Peramangalam is an Indian village in the Indian state of Kerala. The village is an example of religious harmony.

Geography 
It is 9.5 kilometres from Trichur. The district highways connecting Kozhikode and Guruvayoor pass through this village. A large baniyan tree on the side of a big playground. Avanavu Road, Peralthrikkovu Road, Vellitheri angadi Road are the main roads.

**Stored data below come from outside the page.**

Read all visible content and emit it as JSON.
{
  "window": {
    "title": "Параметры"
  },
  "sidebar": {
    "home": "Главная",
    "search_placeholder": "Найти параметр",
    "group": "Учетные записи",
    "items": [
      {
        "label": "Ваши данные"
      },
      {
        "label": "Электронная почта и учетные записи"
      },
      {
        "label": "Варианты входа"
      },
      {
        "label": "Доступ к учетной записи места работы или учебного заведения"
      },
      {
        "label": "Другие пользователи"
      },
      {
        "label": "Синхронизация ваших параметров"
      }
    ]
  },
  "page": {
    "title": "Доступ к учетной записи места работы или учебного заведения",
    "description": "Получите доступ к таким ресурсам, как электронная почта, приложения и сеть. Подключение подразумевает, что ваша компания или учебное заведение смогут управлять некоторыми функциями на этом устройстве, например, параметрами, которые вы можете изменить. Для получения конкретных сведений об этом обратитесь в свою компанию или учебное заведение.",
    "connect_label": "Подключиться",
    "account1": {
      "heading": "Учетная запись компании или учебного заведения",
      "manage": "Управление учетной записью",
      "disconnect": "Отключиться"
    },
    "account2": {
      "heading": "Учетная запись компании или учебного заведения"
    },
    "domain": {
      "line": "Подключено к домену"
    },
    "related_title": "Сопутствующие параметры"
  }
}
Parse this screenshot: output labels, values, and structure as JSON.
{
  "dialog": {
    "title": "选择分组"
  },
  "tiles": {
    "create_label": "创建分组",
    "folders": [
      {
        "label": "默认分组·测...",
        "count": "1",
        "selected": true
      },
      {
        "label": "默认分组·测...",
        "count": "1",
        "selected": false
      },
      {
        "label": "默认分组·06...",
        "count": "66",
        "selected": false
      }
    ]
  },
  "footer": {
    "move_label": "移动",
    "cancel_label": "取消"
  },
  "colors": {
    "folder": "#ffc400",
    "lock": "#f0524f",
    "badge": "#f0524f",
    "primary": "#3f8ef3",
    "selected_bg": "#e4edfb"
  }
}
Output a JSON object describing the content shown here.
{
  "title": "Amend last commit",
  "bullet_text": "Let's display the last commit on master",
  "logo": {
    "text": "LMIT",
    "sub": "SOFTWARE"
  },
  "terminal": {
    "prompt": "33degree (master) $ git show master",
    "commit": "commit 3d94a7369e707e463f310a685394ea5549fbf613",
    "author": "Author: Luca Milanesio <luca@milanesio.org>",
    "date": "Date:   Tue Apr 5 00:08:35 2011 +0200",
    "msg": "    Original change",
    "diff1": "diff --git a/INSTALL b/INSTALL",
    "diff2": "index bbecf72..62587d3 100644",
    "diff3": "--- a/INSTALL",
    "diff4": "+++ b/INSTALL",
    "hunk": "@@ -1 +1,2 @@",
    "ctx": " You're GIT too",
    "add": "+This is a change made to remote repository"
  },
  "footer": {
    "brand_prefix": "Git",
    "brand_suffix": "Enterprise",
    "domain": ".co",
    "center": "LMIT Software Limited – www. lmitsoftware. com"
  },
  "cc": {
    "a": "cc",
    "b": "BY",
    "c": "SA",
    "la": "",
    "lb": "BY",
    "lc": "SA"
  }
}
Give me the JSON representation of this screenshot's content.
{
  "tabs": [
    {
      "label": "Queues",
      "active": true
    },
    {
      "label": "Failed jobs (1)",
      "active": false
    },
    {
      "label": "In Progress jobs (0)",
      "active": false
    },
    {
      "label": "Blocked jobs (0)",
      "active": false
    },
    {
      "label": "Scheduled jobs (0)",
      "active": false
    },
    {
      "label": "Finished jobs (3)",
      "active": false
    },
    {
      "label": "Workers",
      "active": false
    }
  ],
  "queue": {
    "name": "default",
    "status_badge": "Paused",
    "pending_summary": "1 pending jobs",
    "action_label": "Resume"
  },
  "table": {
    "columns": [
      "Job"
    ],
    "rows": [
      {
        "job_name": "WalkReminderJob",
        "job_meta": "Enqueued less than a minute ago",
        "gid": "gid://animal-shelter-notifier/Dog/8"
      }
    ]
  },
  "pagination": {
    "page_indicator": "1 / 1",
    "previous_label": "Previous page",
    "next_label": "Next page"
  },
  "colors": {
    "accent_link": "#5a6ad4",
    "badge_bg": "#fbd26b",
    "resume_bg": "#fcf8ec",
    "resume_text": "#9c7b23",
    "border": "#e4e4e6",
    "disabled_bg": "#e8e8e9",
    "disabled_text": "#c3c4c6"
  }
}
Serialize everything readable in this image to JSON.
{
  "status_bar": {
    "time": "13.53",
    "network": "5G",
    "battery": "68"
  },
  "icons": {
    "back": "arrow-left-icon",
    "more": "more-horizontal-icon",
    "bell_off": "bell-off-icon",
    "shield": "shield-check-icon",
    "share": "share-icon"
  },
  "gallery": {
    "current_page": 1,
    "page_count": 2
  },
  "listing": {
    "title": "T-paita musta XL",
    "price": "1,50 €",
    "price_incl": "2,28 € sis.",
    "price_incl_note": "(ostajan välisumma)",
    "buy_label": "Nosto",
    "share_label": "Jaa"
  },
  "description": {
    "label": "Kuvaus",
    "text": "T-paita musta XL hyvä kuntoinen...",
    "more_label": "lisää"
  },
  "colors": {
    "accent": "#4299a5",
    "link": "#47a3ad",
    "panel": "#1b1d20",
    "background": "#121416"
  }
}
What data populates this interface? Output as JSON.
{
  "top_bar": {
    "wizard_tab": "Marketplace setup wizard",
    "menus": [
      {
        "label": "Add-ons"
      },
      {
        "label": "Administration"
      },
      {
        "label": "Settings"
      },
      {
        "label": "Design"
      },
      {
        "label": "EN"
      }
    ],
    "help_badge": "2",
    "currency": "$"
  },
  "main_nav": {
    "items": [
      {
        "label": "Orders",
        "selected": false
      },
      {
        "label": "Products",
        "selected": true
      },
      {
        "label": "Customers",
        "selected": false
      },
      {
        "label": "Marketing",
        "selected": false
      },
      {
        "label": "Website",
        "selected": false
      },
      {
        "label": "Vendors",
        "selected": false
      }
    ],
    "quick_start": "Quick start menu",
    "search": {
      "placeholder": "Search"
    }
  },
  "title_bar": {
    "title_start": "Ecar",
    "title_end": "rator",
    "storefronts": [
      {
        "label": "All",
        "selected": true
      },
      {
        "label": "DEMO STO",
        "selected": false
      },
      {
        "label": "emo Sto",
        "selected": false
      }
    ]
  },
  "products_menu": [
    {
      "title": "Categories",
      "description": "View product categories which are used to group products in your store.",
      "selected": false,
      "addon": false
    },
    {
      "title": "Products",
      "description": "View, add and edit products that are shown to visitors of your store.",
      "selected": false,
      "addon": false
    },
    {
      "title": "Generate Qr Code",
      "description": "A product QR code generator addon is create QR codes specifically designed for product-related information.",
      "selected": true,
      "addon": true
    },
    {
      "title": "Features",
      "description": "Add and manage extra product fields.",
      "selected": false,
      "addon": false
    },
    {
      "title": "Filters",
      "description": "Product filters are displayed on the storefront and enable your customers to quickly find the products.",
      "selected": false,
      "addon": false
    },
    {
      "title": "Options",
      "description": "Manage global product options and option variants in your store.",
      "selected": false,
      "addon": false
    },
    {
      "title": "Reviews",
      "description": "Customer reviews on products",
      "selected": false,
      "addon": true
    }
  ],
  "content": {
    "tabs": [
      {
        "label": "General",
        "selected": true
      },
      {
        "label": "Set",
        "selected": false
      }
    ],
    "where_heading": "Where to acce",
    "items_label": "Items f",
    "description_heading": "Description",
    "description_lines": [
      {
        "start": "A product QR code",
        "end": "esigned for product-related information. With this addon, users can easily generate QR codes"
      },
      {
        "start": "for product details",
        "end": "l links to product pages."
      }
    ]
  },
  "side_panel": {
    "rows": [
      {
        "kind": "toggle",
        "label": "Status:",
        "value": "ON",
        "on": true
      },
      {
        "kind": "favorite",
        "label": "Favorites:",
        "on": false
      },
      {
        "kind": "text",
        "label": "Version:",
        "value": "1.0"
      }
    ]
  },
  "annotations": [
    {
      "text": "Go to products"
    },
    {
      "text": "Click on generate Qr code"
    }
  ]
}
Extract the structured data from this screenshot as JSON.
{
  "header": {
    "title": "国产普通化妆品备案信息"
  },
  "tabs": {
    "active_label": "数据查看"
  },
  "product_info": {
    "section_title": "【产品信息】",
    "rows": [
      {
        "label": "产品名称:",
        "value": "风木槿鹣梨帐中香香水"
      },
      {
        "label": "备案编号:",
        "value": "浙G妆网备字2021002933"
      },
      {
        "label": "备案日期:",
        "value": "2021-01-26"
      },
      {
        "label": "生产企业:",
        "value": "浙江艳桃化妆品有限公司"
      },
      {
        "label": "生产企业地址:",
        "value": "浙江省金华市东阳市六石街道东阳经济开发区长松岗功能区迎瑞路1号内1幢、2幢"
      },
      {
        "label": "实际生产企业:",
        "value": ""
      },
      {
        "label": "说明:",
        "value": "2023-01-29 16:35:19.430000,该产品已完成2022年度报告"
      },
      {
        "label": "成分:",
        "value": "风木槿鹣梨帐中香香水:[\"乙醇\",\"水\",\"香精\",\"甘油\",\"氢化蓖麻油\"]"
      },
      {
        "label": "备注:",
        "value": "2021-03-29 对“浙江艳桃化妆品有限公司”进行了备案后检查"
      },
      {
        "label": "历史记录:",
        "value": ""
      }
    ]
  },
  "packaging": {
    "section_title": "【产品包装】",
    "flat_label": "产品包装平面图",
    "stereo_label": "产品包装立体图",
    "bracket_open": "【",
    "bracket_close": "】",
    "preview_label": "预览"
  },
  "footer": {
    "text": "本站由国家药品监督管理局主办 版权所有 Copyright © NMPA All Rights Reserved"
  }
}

The tourist attraction Villangankunnu is on the southwestern side of this village.

Etymology 
Peramangalam originates from the name Veeraramamangalam, which originated from Peralthrukovu Sreeramaswami Temple there.

Governance 
It is a part of Kaiparambu Grama Panchayat, bordering Adat Grama Panchayat.

Religion
The village hosts multiple faiths:
 Thechikkotukavu Bhagavathy Temple
 Peramangalam St. Mary's Church
 Peralthrukovu Sreerama swami Temple
 Sri Poothrukavu Shiva Temple
 Cheeramkuzhy Murugan Temple

Economy 
The village hosts
 Bank Of Baroda

Education 
Peramangalam has many schools:
Sree Durga Vilasom Higher Secondary School
 Thechikootukavu Devasom College
 Vijayamatha College (situated in St. Marys church compound)
The International School Of Thrissur
Kendriya Vidyalaya
PARAMEKKAVU VIDYA MANDIR
IES Public School

Amenities 
PPF Shuttle Club, Mullaparambu Road
 Star Shuttle Club Amala Arcade
 Jaithra Nidhi Limited
 Angel homes-Avanavu Road
 Peramangalam Arts & Cultural Charitable Society [PACCS]
Highway police headquarters.

Notables
Notables from Peramangalam include:

 Kerala's tallest elephant Thechikottukavu Ramachandran".
 Communist leader Shri E.P. Marar, Dalith 
 Congress leader Shri M.P. Ayyappan
 Educationlist Kaninghat Sarojini (teacher founder of Chinmaya Mission College)
 Santhosh trophy player Lawrence, N.K. Pradeep 
 Supreme Court Advocate Subash Chandran 
 Panchavadyam expert Eravath Appu Marar
 Kathakali actor Kalamandalam Gopi

Festivals
The main festival is Vela and Pooram of Thechikottukavu temple. The feast related to St. Sebastian is another important spiritual and cultural activity.  It is celebrated in the month of January.  It is often called Makaram Perunallu [largest holy procession in the district].  Kavadiyatam is another important festival.  This one also comes in January.  This festival is attached to Cheeran Kuzi Temple.